First of all I want any responses to be civil. I am posting this after dealing with many different elements while selling and promoting my books. My detrmination is that the book business is rapidly transforming itself into one that does not control its own destiny.
I dont see that. More worrisome is the bottom line the big companies that own Random House, et al, are concerned with that is squeezing the entire industry.
I dare say that it is becoming an offshoot business of other mediums. Notables in other fields view books as a quick revenue generator from their fan bases and publishers do as well. Non book specialist retailers use books as loss leaders to draw people in to shop for other goods.
Some view it as revenue generators; the Star Trek books are a good example but for most houses their books are their revnue, period. Non book specialists dont use books as a loss leader, they use them to cimpliment other things in their store; a store that caters to Hummel figures, for instance, will carry books about Hummels.
Most of these are self inflicted wounds by the traditionalists in this business who are failing to capitalize on a hidden gold mine to make themselves relevant again. Who are the traditionalists: Big retail book chains, large newspapers and the publishers themselves.
"traditionalists" as in people who want to sell good quality books people will buy. And what is this hidden gold mine? POD vanity presses? hardly.
Major newspapers won't review POD/Self Published authors and at the same time book review editors lament their budgets shrinking or the book review sections going away altogether. Most book review sections I see now are a collection of reviews from outside reviewers or review services. The book editor does nothing more that decide which third party reviews will be printed. What's their value if they only place stock reviews.
"review services" never heard of those. My paper syndicates reviews from the New York Times and has a part time reviewing books by local authors (from small, local presses, never a PA book). My paper doesn't have "a book editor" but has a lifestyle editor.
A real value would be to come up with undiscovered gems from self published/POD authors that you can't find in every grocery store or discount chain. Why that is not a weekly mission baffles me. It would pump some life into the busines and make those sectons relevant again. What happened to a reviewer presenting the next new big talent to the world.
PA doesn't promote their books at all; their is no way even the NYTimes reviewer will know about your book unless you send him a copy. "Pump life"; last time I checked book review sections in any paper I've read are alive and kicking.
The big retailers should feel required to offer a forum for POD/self published authors as they continue to drive out independent bookstores. When an idependent closes, the open arms they had for new authors is replaced by the often closed door of the major corporate chain. The independent store and authors needed each other, the big chains are almost just the retail arm of the publishers and their policies almost directly reflect that defacto status.

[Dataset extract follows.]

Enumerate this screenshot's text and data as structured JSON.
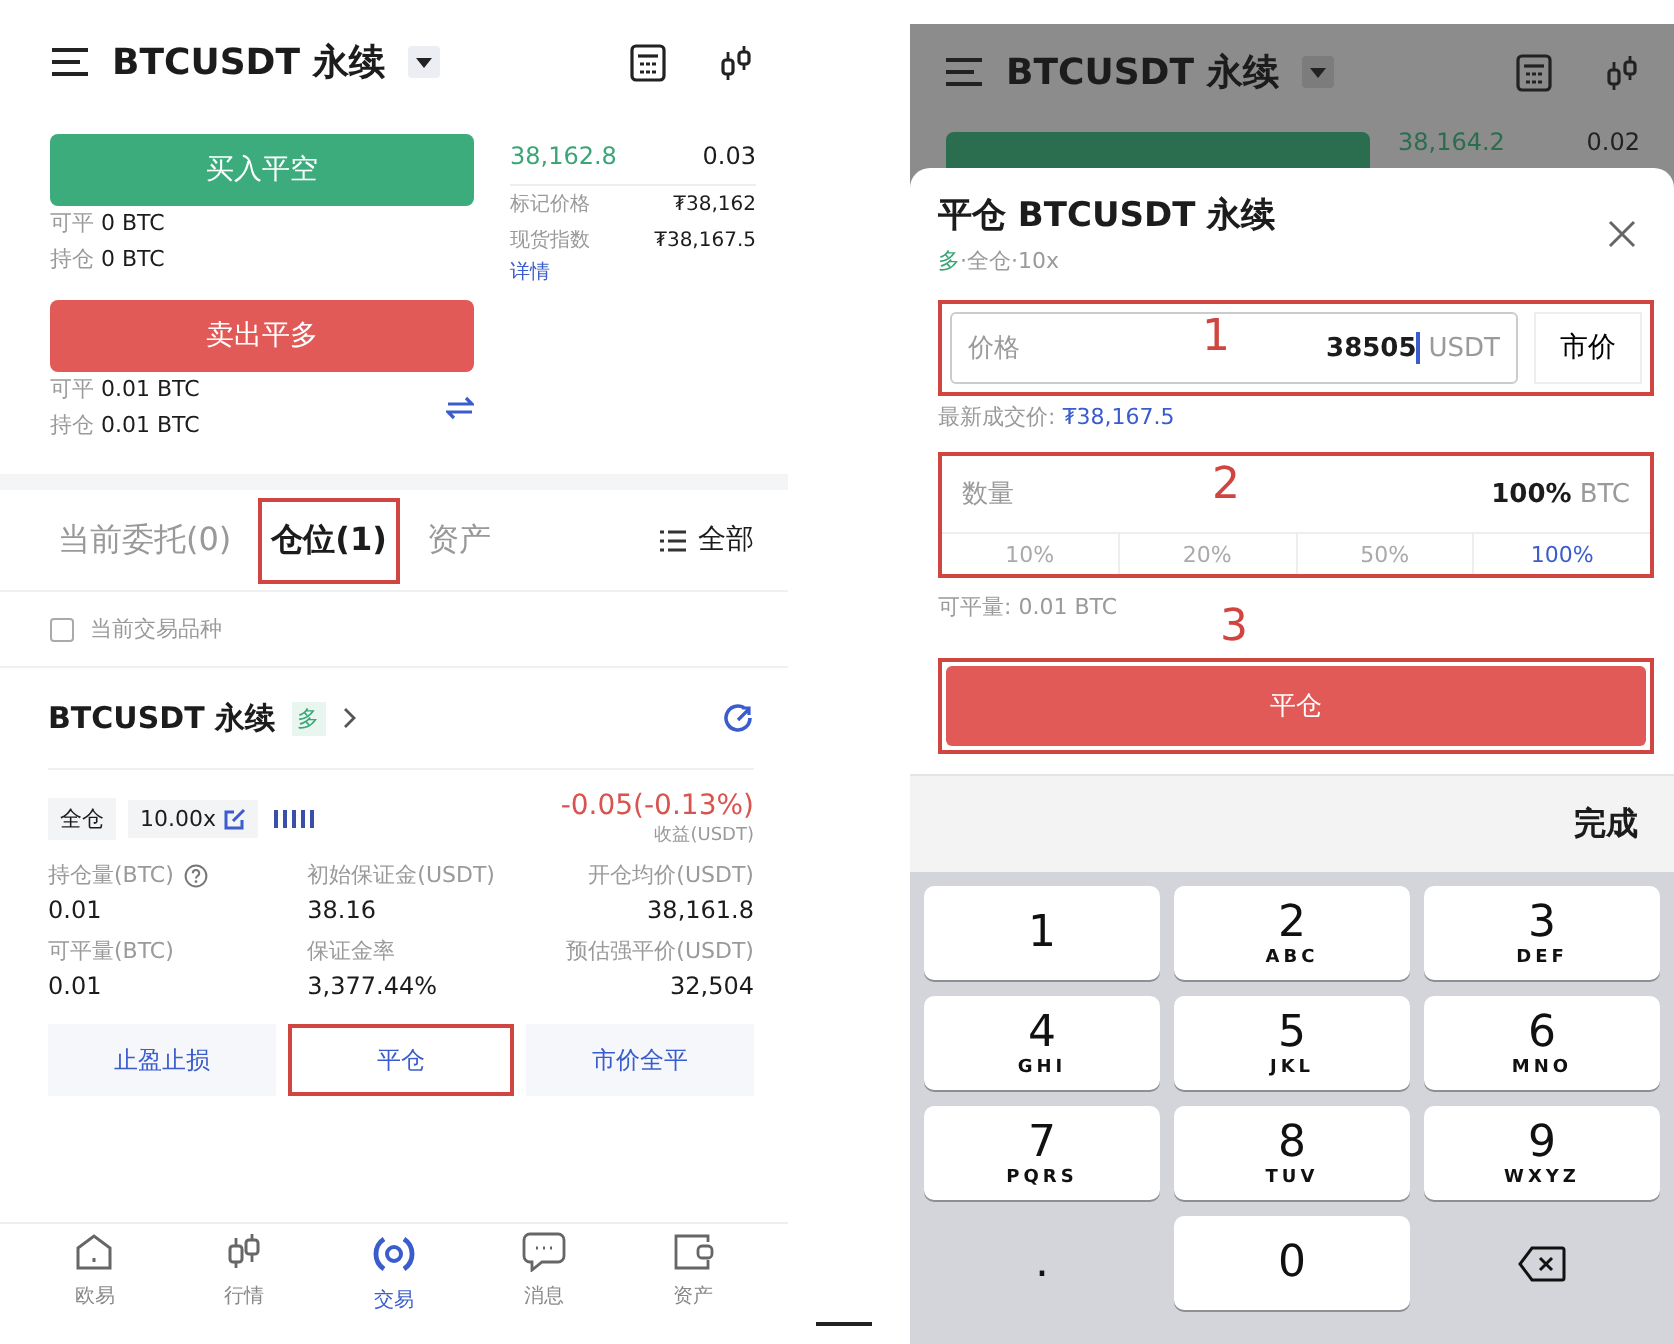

"Feel required"? Why? Because they wont stock your PA book? No independent bookstore I know will stock a PA book, even from a local author. The big chains and the publishers are in a symbiotic relationship, they do need each other but are hardly "just the retail arm of the publishers"
The publishers stall technological advancement. The recording industry fought the digital music wave until it left without them. Now artists marvel at how much they make off of ring tone downloads. Ebooks should be big by now but the fear of a loss of control and how to keep the revenue going into the same pockets hold it back.
Apples to oranges. There is nothing wrong with the technology, many small presses use POD. The problem comes to scale; printing one book on a POD machine costs the same as printing 5,000. With an offset press it is the opposite, that's why it is still used. It's cheaper, faster, better. Digital music is an entirely different model with different rules than book publishing.
eBooks aren't big for a couple of reasons; first of all, there just isn't any device out there that makes reading an eBook anything like reading a paperback. Second, people still prefer a book they can hold in their hands, smell the pages, etc. eBooks have a place and someday might be a larger portion of the book business but it isn't there, yet.
eBooks can be controlled via DRM, so there is no loss of control. Most eBook publishers don't bother with DRM because it inhibits growth in the very field they are trying to grow. My publisher is an eBook place and it offers a variety of formats, with no DRM, even down to html pages.
I think something has to give, with all of the PA authors, self published and POD books out there it is like a dam holding back a mighty river. How all of this writing and publishing activity goes on almost in the shadows of the public is mind boggling. The general public does not care how the book is produced. Not one person buying my books at signings have asked, "Is it POD?" they buy because they like the story.
That's the key: IF they can find your book on a shelf they may like the story and buy the book. But they can't find the book! Thats your mighty dam: no publicity, shoddy discounts.
The question becomes how do we lift the veil off of this fractured segment of the publishing business and expose it to the reading public. We are all swinging our individual hammer, but what will it take to have this part of the business "break through"?
The veil has been lifted and its not a pretty sight. Tell PA to take notes from Tor books. That will make a breakthrough and make 10,999 happy PA authors unhappy as their books are rejected.